No, not really drunk Drunk, just drunk-ish.  So you decide to treat yourself with some booze after the whirlwind of mind fucks you had gone through be it at work, school or at home.  Having considered the place you will go to and the crowd you will be with, it now boils down to how safe and secure you will be in your outfit.
OUTFIT. Let say you will go clubbing, do yourself a favor and show one asset at a time, lest you be mistaken for the cigarette promo girls.  Show legs, show boobies, but not all at once.  Slut is a harsh, stingy word, you don't want that.  If you like wearing those stringy undies then skip this next sentence.  I love mini dresses and skirts, but I detest the airy feel down there, so I have a habit of wearing boylegs; I feel secure that way.  Do yourself a favor and smack hard every peeping tom too!

SHOES.  How drunk you intend to be determines how high your shoes ought to be.  Your feet and ankles are way more precious than you give them credit for.  Avoid stilettos and anything else that resembles a deadly weapon instead of a goddamn shoe!

MAKEUP.  And to top it all wear shine proof, water proof, and if you can find it, sweat proof makeup.  You are supposed to peg the look at sultry and smokey not a burnt survivor of a three-alarm fire.  One last thing, stack on some rings just in case you get mixed into a bar fight.


Again take note, rape proof clothes, shoes you can stand and run on, a face that says parteeyy, and some self defense blings that will get you past the bouncer.  This goes without saying: "Drink responsibly" ;)

Cinema Bound: No Other Woman

I can vividly remember being terrified by Glenn Close's character in the iconic movie Fatal Attraction.  How I got to watch an R movie at barely 7 years old, is beyond my recollection.  To this day I still associate mistresses to "bunny boilers" and it would probably stay that way.  Mistress: Que Horror!

I so want to watch this for 2 reasons: First, Derek Ramsay-damn!  Second, I'm anxious to finding out who among Anne Curtis and Cristine Reyes gets to be the psychotic bitch.  The spot on dialogues and cliches are but mere consolations, I dare say.  Who doesn't love a cat fight, right?

September 28, 2011  in cinemas nationwide!   
I will channel Anne and sport a nude lippy, for kicks!  See yah!

p.s poster from starmometer.com

Heart Stopper!

Jollibee Hash Brown Burger!!

I swear burgers are worse than cigarettes!  I am easily bribed with burgers this past few weeks.  Just yesterday, I got to drag my ass off to a mall just for a Flame It! burger.  Im talking about burgers hoping the craving will go away via write off!
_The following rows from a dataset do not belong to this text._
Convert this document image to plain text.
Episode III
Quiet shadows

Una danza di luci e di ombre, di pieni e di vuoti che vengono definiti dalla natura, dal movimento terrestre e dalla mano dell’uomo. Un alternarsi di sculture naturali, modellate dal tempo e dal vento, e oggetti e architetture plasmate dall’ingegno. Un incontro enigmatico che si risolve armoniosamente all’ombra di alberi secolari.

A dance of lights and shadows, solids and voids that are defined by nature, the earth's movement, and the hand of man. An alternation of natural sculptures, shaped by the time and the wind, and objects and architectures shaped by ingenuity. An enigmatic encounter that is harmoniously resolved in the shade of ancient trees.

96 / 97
A few hours ago, me and my law buds, stopped by Mcdonald's for a quick dinner.  Here's what happened..

Me: (to Mac) oii orderin natin yung bago na hash brown burger! sarap nun!
Mac: cge un na din orderin ko
I was looking up the menu looking for the hash brown burger wondering why there's no info about the product.   Moved on and brushed off the bewilderment and proceeded to voice out order.
Me: (to cashier/manager) Miss! 2 orders ng hash brown burger please! (smile)
Manager: what is your order ma'am?
Me:  hash brown burger nga!  ba't wala sa menu ninyo? ahh bagong product kasi noh?
Manager:  we don't have that in this Mcdonald's ma'am! ( no smile )
Me:  ahh sa ibang branch lang pala..... hala baka sa Jollibee yun!
Mac:  hahahhaha ano kaba manager yata yung kausap mo, sa Jollibee cguro yun!
Me:  eh pag hash browns Mcdonald's yung alam ko eh!
Me: (to manager) hala cge McFlurry na lang order ko!
Manager:  *punch *punch that would be 44 pesos mam.
Mac and I: LOL

Note:  I have long associated hash browns with Mcdonald's since they did offer it in their menu some years ago.  Kudos to Jollibee for the successful disassociation!